我来日本的第一年,先在日语学校学了一年日语,第二年进了庆应义塾大学。庆应义塾大学在国内不及早稻田大学有名,又有“义塾”两字,听起来好像不要钱似的,谁都能上。其实庆应大学对于日本人来说,是无人不知的,为什么呢?因为日本钞票中面额最大的是一万日元,万元日钞上的人头像就是庆应大学的创始人福泽谕吉,一个国家钞票上的人头像,是那个国家的象征,所以庆应大学在日本之殊荣,可想而知。
庆应大学和早稻田大学都是世界名校,孰优孰劣,实在难分轩轾。每年六月有“早庆战”就是早稻田大学和庆应大学的棒球比赛,这时庆应大学校园里就会早早贴出“打倒早稻田”的大标语,看上去令人心惊肉跳。不过日语里的“打倒”没汉语意思那么严重,也就是“打赢”、“推翻”(推翻早稻田棒球的霸主地位)的意思。庆应大学如果赢了,隔天全校就会自动放假一天庆祝。所以不关心赛事,就有可能不知道停课信息而白跑到学校去上课。

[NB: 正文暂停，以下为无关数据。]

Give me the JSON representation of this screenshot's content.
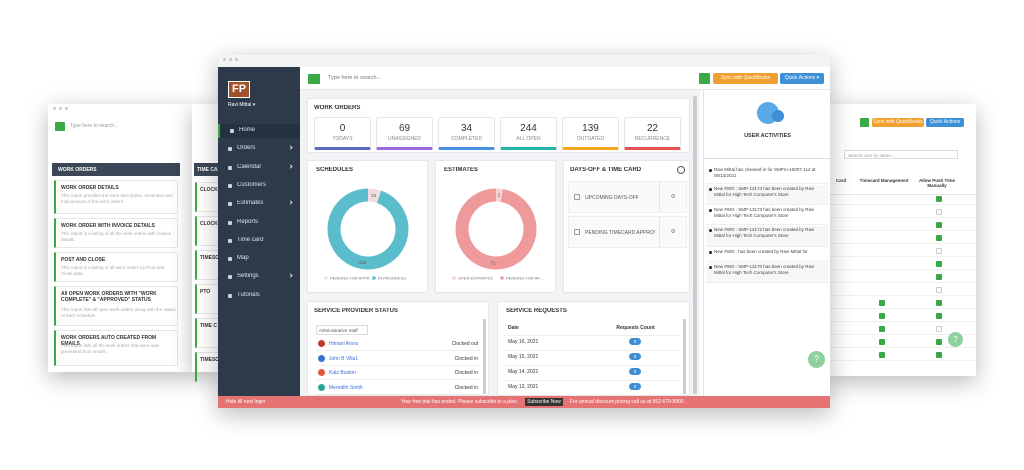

日本人有上庆应大学,须从胎教开始的说法,先是庆应幼儿园,然后是庆应小学、庆应中学、庆应高中这样一路上来。庆应大学学费并不高,但在进来之前,却要撒下一大笔钱。我进的是庆应大学文学院的博士课程,日本政府每年减免学费的30%,所以学费低到连我这样靠打工养活自己的人都没去申请奖学金。
庆应大学的博士课程入学考试共三门,专业课两门,外语一门,三门课的考试只有三个小时,回想起在国内参加硕士研究生入学考试时用了两天考了六门课,考完后犯恶心在考场楼下大吐一场,还是轻松多了。
庆应大学颇多名门子弟,所以有“庆应公子”(keio boy)之称,那时校门口常有一些外地或外校来的姝女,等着跟“庆应公子”相识,《诗》云“其出东门,有女如云”,也不过如此之盛况吧。庆应大学校舍颇为老旧,但处处散发着一种醇厚清芬、自由舒展的学术气氛。教员们风格、路数、观点不一,上课的方式也不一样。教员们上课一般不点名,你爱听不听,所以有的学生一学期只来两次,一次是第一节课,认认老师是啥模样,好不好拿捏,还有一次是最后一节考试。不来上课还敢来考试,这也是要有两下子的,并非等闲之辈。
庆应大学文学院上课时最普遍的形式就是读原典(就是原作),一篇原典,每人分摊一段,上课时发表,教授只是总结或点评而已。有一次一位台湾学妹跟我说,她们某日读到元曲,轮到一位韩国来的博士生做发表,读的是某小姐香汤沐浴,揽镜贴花,斜倚栏杆,伫候某翩翩公子,那位老兄不知在想啥,随口说“香汤”就是狗肉汤,听者顿时大乐。那位老兄现在是韩国的大牌教授、著名学者了,我在韩国或北京见到他时,还会想起那段典故,然后偷笑不已。
二战前早稻田是平民大学,庆应是贵族大学
有了钱的日本人,要让那些淡泊名利的老九也富裕起来。于是,毫不吝啬地把福泽谕吉和新渡户稻造(东京女子大学创立者)的头像,分别印在一万和五千日元纸币的正面。